The next time you’re on the lookout for a crafty cocktail or glass of wine, peek into one of Melbourne’s sustainable bars.
Brunswick, Fitzroy and CBD
Re-Wine is a bottle shop without any bottles. Instead, wine is housed in wooden barrels, minimising single-use wine bottles. The wine comes from local winemakers, both from the boutique and big operations, such as Seppeltsfield in South Australia. When you buy wine at Re-Wine, they give you a brand new glass bottle to take your wine home, but when it’s empty, you can refill it for $3 less than it costs for a new bottle of wine. The idea is to encourage people to reuse wine bottles, minimising single-use bottles. Re-Wine also has bars in Fitzroy and on Rose Street in the CBD, where patrons can sip wines from barrels and taps—supporting local wine producers.

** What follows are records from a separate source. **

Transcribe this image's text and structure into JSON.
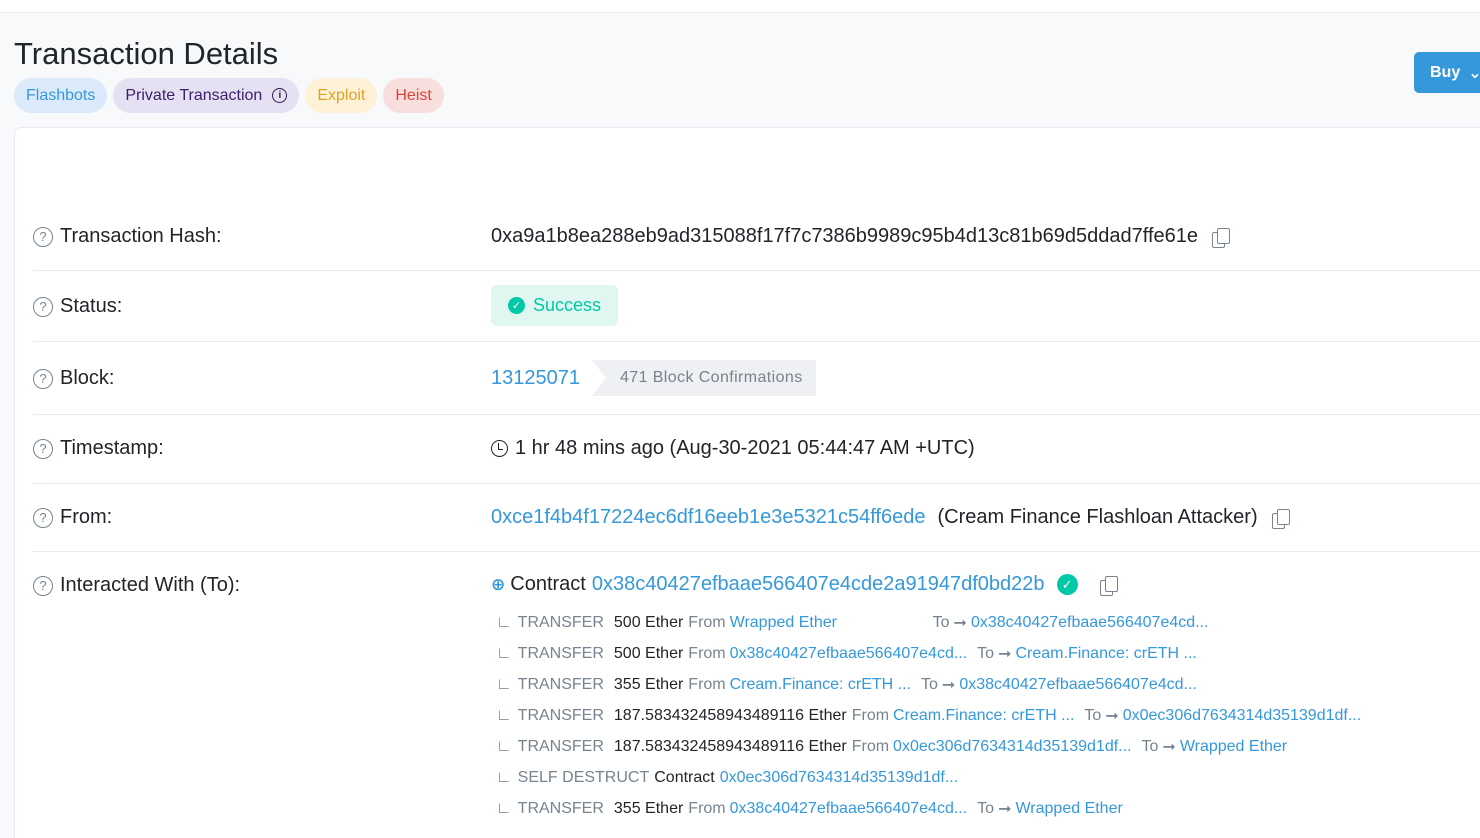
{
  "page": {
    "title": "Transaction Details",
    "buy_label": "Buy"
  },
  "tags": [
    {
      "label": "Flashbots"
    },
    {
      "label": "Private Transaction"
    },
    {
      "label": "Exploit"
    },
    {
      "label": "Heist"
    }
  ],
  "fields": {
    "hash": {
      "label": "Transaction Hash:",
      "value": "0xa9a1b8ea288eb9ad315088f17f7c7386b9989c95b4d13c81b69d5ddad7ffe61e"
    },
    "status": {
      "label": "Status:",
      "value": "Success"
    },
    "block": {
      "label": "Block:",
      "value": "13125071",
      "confirmations": "471 Block Confirmations"
    },
    "timestamp": {
      "label": "Timestamp:",
      "value": "1 hr 48 mins ago (Aug-30-2021 05:44:47 AM +UTC)"
    },
    "from": {
      "label": "From:",
      "address": "0xce1f4b4f17224ec6df16eeb1e3e5321c54ff6ede",
      "name": "(Cream Finance Flashloan Attacker)"
    },
    "to": {
      "label": "Interacted With (To):",
      "prefix": "Contract",
      "address": "0x38c40427efbaae566407e4cde2a91947df0bd22b"
    }
  },
  "transfers": [
    {
      "kind": "TRANSFER",
      "amount": "500 Ether",
      "from_label": "From",
      "from": "Wrapped Ether",
      "to_label": "To",
      "to": "0x38c40427efbaae566407e4cd..."
    },
    {
      "kind": "TRANSFER",
      "amount": "500 Ether",
      "from_label": "From",
      "from": "0x38c40427efbaae566407e4cd...",
      "to_label": "To",
      "to": "Cream.Finance: crETH ..."
    },
    {
      "kind": "TRANSFER",
      "amount": "355 Ether",
      "from_label": "From",
      "from": "Cream.Finance: crETH ...",
      "to_label": "To",
      "to": "0x38c40427efbaae566407e4cd..."
    },
    {
      "kind": "TRANSFER",
      "amount": "187.583432458943489116 Ether",
      "from_label": "From",
      "from": "Cream.Finance: crETH ...",
      "to_label": "To",
      "to": "0x0ec306d7634314d35139d1df..."
    },
    {
      "kind": "TRANSFER",
      "amount": "187.583432458943489116 Ether",
      "from_label": "From",
      "from": "0x0ec306d7634314d35139d1df...",
      "to_label": "To",
      "to": "Wrapped Ether"
    },
    {
      "kind": "SELF DESTRUCT",
      "amount": "Contract",
      "from_label": "",
      "from": "0x0ec306d7634314d35139d1df...",
      "to_label": "",
      "to": ""
    },
    {
      "kind": "TRANSFER",
      "amount": "355 Ether",
      "from_label": "From",
      "from": "0x38c40427efbaae566407e4cd...",
      "to_label": "To",
      "to": "Wrapped Ether"
    }
  ],
  "colors": {
    "link": "#3498db",
    "success": "#00c9a7",
    "muted": "#77838f"
  }
}
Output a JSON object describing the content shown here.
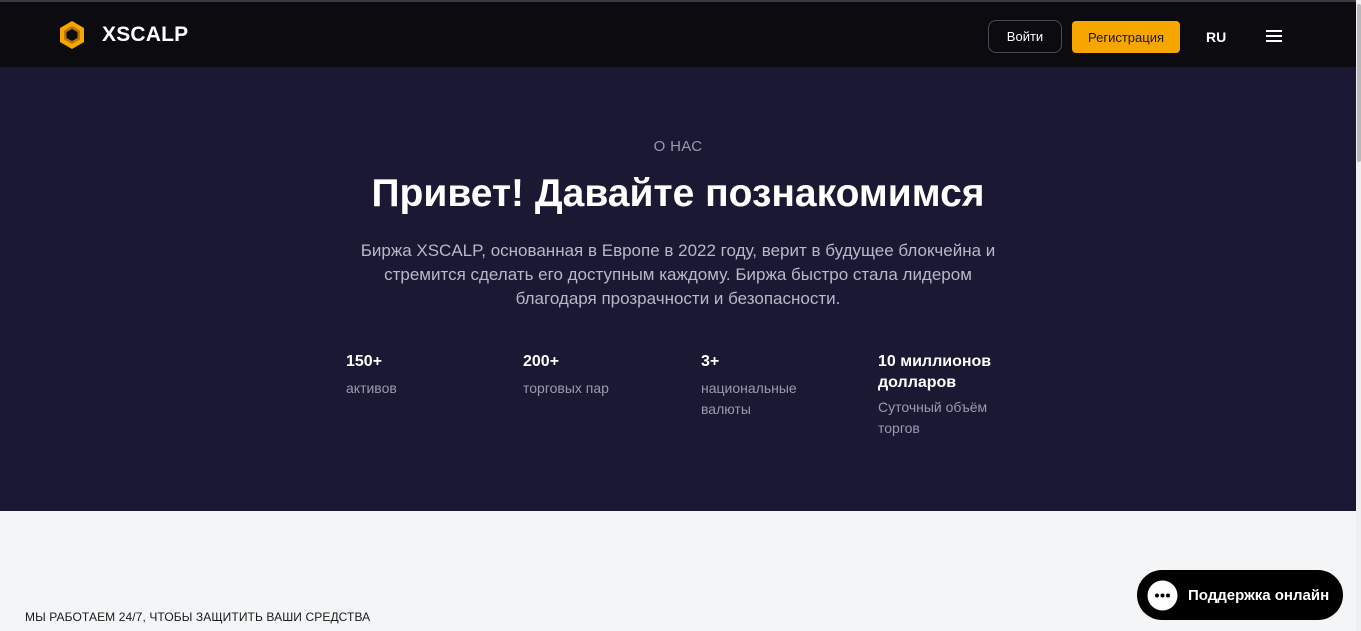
{
  "header": {
    "brand": "XSCALP",
    "login_label": "Войти",
    "register_label": "Регистрация",
    "language": "RU"
  },
  "hero": {
    "section_label": "О НАС",
    "title": "Привет! Давайте познакомимся",
    "description": "Биржа XSCALP, основанная в Европе в 2022 году, верит в будущее блокчейна и стремится сделать его доступным каждому. Биржа быстро стала лидером благодаря прозрачности и безопасности.",
    "stats": [
      {
        "value": "150+",
        "label": "активов"
      },
      {
        "value": "200+",
        "label": "торговых пар"
      },
      {
        "value": "3+",
        "label": "национальные валюты"
      },
      {
        "value": "10 миллионов долларов",
        "label": "Суточный объём торгов"
      }
    ]
  },
  "lower_section": {
    "heading": "МЫ РАБОТАЕМ 24/7, ЧТОБЫ ЗАЩИТИТЬ ВАШИ СРЕДСТВА"
  },
  "support_widget": {
    "label": "Поддержка онлайн"
  },
  "colors": {
    "header_bg": "#0b0b10",
    "hero_bg": "#1a1833",
    "accent": "#f7a600",
    "page_bg": "#f4f5f7"
  },
  "icons": {
    "logo": "hexagon-logo-icon",
    "menu": "hamburger-menu-icon",
    "support": "chat-bubble-icon"
  }
}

Parcs is the brainchild of Chef Dennis Young, who leads the charge behind this tiny, but the energetic kitchen. The concept is a fermentation-forward wine bar with dishes made from food scraps. More than 70% of the menu is made up of offcuts and peels destined for the bin, turning them into the star of the show. Every dish contains at least one fermented component. For instance, Mushrooms are coated in persimmon-pulp hot sauce before being deep-fried and served with preserved tofu cream. The best thing on the menu is the umami e pepe— a take on the classic cacio e pepe—praised by critics and diners. The beverage list is stocked with low-intervention wines, experimental cocktails, and house-made kombucha. By the way, if you didn’t catch on already, Parcs is scraps spelled backwards.
The Lincoln is a pub that has stood the test of time. The art deco bar is a throwback to Melbourne’s past, but its commitment to the future is ever present in its drinks menu. Instead of stocking wine bottles, The Lincoln offers wine on tap. The tipples are mainly from small local producers, including a handful of progressive winemakers, so expect to try something new with every visit. They also have 12 taps featuring a rotating list of Australian craft beers.